Mesmo que seja essencialmente um problema de roteiro e direção, a inconsistência rítmica de Sandman se deve também à forma como a Netflix promove seus lançamentos. Ao liberar toda a temporada de uma vez só, a plataforma sugere uma maratona que, embora pareça divertida no papel, é exaustiva na prática. Obviamente, lançar os episódios semanalmente não resolveria o problema, mas talvez tornasse a experiência de assistir - e digerir - a série menos desgastante.
Outro ponto questionável da produção é a qualidade de seus efeitos visuais. Por mais que tenha um orçamento generoso para uma série (cerca de US$165 milhões), o CGI de Sandman é tão irregular quanto seu ritmo, alternando entre criaturas fantásticas belíssimas com cenários digitais claramente artificiais e que testam a imersão do público como poucas produções de custo tão alto. A precariedade dos efeitos faz com que seja impossível sentir o choque entre sonhos e realidade, algo tão essencial para Sandman quanto o próprio Morpheus, levando a uma experiência incompleta da história de Gaiman.

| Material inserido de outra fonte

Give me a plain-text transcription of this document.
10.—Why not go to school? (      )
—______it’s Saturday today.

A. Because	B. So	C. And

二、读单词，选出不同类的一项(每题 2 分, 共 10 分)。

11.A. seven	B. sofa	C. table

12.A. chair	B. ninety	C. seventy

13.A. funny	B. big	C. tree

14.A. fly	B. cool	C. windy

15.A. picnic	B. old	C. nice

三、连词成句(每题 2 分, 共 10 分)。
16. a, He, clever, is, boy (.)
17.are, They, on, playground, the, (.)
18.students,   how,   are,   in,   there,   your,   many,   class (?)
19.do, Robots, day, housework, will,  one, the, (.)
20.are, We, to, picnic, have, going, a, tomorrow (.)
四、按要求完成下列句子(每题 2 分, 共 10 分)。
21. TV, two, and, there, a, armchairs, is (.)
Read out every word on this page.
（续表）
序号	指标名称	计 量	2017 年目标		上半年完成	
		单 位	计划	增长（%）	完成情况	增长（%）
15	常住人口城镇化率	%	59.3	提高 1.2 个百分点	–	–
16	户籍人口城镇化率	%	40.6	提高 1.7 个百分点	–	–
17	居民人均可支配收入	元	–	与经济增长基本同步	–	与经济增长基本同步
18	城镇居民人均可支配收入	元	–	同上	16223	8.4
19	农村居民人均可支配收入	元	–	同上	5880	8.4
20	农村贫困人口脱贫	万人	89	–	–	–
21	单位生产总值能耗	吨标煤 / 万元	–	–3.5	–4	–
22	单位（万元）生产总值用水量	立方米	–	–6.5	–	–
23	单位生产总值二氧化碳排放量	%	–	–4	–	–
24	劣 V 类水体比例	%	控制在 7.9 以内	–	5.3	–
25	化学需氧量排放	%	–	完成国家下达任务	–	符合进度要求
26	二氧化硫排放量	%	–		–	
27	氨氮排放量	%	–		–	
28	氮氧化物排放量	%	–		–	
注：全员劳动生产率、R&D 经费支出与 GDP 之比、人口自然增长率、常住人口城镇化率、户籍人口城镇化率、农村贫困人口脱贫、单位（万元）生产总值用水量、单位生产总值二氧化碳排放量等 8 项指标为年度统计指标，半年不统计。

Apesar de um ou outro tropeço em sua execução, a primeira temporada de Sandman na Netflix consegue corresponder a boa parte das expectativas que a cercavam. Menos reflexiva que o quadrinho de Gaiman, a série ainda assim entrega momentos intrigantes e emocionantes, muito graças ao trabalho louvável de um elenco perfeitamente selecionado. Ainda que não repita a incomparável genialidade da HQ de 1988, o seriado é, pelo menos, uma ótima porta de entrada para curiosos e pode atrair toda uma nova geração de fãs que ainda não havia tido contato com as histórias de Sonho e seus irmãos Perpétuos.